20/01/2014 | Yazar: Yıldız Tar

Alternatif Bilişim Derneği’nden Ahmet Alphan Sabancı: ‘Sansür daha güçlü ve görünmez hale geliyor. En çok LGBT’ler etkilenecek. LGBT’lerin görünmezleşmesi ve özel hayatın anonimleştirilmesi ile karşılaşabiliriz.’

Alternatif Bilişim Derneği’nden Ahmet Alphan Sabancı: “Sansür düzenlemesinin masraflarını da bizim cebimizden çıkartabilirler.Sansür daha güçlü ve görünmez hale geliyor. En çok LGBT’ler etkilenecek. LGBT’lerin görünmezleşmesi ve özel hayatın anonimleştirilmesi ile karşılaşabiliriz. Özel hayatımızın gizli kalmasını istemek bir haktır.” 

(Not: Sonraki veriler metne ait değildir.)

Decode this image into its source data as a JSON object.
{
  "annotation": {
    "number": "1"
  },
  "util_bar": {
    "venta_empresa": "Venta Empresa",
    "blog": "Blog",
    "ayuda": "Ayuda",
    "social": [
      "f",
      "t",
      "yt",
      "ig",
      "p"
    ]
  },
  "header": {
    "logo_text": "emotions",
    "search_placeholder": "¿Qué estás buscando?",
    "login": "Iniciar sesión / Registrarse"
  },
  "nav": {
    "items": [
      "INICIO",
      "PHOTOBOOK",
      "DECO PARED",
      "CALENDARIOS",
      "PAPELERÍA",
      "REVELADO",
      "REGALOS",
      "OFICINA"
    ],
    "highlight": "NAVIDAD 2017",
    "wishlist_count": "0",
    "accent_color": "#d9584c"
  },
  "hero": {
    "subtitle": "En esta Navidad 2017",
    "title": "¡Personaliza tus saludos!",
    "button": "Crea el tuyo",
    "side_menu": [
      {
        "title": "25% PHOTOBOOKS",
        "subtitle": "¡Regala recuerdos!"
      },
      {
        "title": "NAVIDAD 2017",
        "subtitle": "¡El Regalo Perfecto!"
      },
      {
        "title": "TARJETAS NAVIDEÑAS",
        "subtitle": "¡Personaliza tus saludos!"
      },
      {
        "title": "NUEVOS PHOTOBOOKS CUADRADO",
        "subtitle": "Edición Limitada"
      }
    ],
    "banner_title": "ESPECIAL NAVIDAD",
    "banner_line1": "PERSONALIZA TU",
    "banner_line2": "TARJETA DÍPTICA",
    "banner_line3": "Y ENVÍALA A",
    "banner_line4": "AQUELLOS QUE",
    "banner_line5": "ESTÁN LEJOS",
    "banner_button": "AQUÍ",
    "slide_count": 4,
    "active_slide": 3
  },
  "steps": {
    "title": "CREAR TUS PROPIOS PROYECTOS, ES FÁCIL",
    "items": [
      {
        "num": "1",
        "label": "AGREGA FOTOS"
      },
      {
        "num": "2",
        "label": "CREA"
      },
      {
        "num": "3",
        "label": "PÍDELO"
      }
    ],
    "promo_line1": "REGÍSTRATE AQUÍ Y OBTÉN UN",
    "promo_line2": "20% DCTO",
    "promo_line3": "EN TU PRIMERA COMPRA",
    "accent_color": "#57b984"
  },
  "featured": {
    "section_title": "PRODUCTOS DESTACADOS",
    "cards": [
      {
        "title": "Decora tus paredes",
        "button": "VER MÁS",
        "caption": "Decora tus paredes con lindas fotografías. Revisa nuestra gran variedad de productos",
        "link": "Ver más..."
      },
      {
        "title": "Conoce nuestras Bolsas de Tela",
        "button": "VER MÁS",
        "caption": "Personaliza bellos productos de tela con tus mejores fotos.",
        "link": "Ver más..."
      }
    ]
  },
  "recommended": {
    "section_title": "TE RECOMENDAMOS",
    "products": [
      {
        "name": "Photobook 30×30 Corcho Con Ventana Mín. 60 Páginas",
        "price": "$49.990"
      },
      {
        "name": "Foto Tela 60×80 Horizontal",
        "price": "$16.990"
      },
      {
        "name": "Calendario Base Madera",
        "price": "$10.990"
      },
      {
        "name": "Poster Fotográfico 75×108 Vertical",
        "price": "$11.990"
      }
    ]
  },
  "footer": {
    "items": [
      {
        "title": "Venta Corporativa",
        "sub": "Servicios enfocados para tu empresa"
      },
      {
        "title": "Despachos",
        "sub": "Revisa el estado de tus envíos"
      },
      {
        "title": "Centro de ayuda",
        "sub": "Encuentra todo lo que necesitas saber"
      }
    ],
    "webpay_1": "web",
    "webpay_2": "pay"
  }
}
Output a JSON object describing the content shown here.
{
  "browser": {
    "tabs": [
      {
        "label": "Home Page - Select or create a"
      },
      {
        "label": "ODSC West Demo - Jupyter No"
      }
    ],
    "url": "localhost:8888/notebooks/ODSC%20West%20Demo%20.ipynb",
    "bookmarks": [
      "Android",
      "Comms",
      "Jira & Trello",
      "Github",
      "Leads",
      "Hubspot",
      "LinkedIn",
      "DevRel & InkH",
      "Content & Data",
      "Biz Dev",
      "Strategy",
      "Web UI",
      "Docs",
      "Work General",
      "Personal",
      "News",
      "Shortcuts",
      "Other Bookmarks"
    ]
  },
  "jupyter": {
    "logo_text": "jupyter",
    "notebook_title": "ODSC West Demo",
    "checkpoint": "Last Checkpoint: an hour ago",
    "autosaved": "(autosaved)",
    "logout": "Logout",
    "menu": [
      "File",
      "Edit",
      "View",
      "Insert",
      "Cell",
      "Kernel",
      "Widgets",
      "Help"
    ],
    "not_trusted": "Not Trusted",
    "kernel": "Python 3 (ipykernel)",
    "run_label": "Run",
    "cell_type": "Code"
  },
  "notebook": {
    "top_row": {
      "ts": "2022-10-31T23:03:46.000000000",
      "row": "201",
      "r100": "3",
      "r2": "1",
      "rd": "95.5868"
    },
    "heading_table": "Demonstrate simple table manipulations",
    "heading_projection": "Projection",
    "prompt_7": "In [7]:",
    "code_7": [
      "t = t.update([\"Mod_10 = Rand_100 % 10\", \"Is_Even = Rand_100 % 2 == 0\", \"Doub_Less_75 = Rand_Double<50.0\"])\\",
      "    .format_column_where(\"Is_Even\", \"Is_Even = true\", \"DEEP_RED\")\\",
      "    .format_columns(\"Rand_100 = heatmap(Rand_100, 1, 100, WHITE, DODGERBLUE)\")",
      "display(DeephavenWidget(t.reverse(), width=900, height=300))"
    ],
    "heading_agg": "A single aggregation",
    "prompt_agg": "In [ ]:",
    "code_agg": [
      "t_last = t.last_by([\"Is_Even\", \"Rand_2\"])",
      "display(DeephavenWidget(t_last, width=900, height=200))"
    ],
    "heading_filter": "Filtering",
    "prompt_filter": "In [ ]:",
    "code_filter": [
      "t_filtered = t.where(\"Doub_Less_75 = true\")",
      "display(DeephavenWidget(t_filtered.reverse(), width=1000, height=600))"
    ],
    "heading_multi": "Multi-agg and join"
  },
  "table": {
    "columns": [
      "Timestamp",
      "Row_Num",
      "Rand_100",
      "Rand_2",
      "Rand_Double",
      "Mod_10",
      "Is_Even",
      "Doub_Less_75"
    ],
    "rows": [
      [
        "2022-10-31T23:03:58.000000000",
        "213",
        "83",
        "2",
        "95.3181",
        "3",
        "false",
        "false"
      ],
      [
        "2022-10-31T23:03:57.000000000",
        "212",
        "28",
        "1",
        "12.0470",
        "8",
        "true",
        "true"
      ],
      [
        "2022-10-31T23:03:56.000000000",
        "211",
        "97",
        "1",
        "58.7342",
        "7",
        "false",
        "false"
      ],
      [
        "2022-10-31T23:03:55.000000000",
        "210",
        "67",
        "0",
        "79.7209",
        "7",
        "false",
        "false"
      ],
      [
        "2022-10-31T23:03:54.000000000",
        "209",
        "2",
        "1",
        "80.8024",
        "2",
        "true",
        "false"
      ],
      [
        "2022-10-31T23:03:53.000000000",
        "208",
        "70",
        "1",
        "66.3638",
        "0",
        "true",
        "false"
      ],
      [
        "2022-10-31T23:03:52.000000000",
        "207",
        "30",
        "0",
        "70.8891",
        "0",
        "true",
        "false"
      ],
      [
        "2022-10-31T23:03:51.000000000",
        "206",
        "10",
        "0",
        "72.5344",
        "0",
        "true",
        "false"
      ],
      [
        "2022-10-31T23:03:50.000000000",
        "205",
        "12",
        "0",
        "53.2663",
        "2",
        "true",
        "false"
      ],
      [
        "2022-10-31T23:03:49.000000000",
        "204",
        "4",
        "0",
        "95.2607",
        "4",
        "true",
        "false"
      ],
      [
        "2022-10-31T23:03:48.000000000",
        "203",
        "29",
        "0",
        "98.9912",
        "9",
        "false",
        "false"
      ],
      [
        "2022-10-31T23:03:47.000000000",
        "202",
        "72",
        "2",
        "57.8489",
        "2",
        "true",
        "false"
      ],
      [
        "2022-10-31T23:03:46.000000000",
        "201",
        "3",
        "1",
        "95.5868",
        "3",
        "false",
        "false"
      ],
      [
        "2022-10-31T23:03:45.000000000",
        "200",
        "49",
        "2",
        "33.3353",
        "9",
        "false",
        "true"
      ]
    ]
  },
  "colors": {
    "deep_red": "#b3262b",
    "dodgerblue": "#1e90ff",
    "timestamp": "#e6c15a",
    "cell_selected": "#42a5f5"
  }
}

İnternet sansürünün derinleşmesi, internetteki bilgilerin ve özel hayatın devlet tarafından denetlenmesinin hız kazanmasına yol açan yeni torba değişiklik önerisini Alternatif Bilişim Derneği’nden araştırmacı yazar Ahmet Alphan Sabancı ile konuştuk.
 
Sibergüvenlik, sansür ve gözetim, hacker kültürü, telif hakları, yeni teknolojiler ve bunların kültürel boyutları üzerine çalışmalar da yapan Sabancı yeni düzenleme ile sansür araçlarının güçlenmesinin yanısıra; insanların korkutularak otosansürün artacağı ve gözetleme araçlarının da güçlendirildiğine dikkat çekti.
 
URL temelli engelleme ile sansürün görünmez kılındığı ve bir şeyin sansürlendiğini dahi bilemez hale gelebileceğimizi vurgulayan Sabancı, LGBT (lezbiyen, gey, biseksüel ve trans) hareketinin insanlara en rahat ulaşabildiği yerin internet olduğunu da hatırlattı:
 
İnternette bu sansür yolları aktif hâle gelirse, toplumsal değerler bahanesiyle LGBT hareketine dair birçok şeyin engellenmesi yüksek bir ihtimal. Bunun yanı sıra bu düzenlemeyle gelen gözetleme araçları LGBT’lerin anonimliklerine de zarar verme potansiyeli taşımakta. Herkesin tüm özel konuşmaları, internette yaptığı her şey iki yıl boyunca arşivlenecek ve bunların ne şekilde kullanılıp ne şekilde kullanılamayacağına dair hiçbir düzenleme yok.”
 
Sabancı bütün bu sansür politikalarına karşı ise Julian Assange’ın “Bilgiyi şifrelemek, şifresini çözmekten daha kolaydır” sözlerini hatırlatarak, ’Kem Gözlere Şiş’ isimli bir websitesi oluşturduklarını söyledi.
 
Türkiye’de basın, yayın ve ifade özgürlüğüne dönük kısıtlamalar ve sansür ile sıklıkla karşılaşıyoruz. Görece özgür bir alan olan internete de sansürün derinleşmesini nasıl değerlendiriyorsunuz?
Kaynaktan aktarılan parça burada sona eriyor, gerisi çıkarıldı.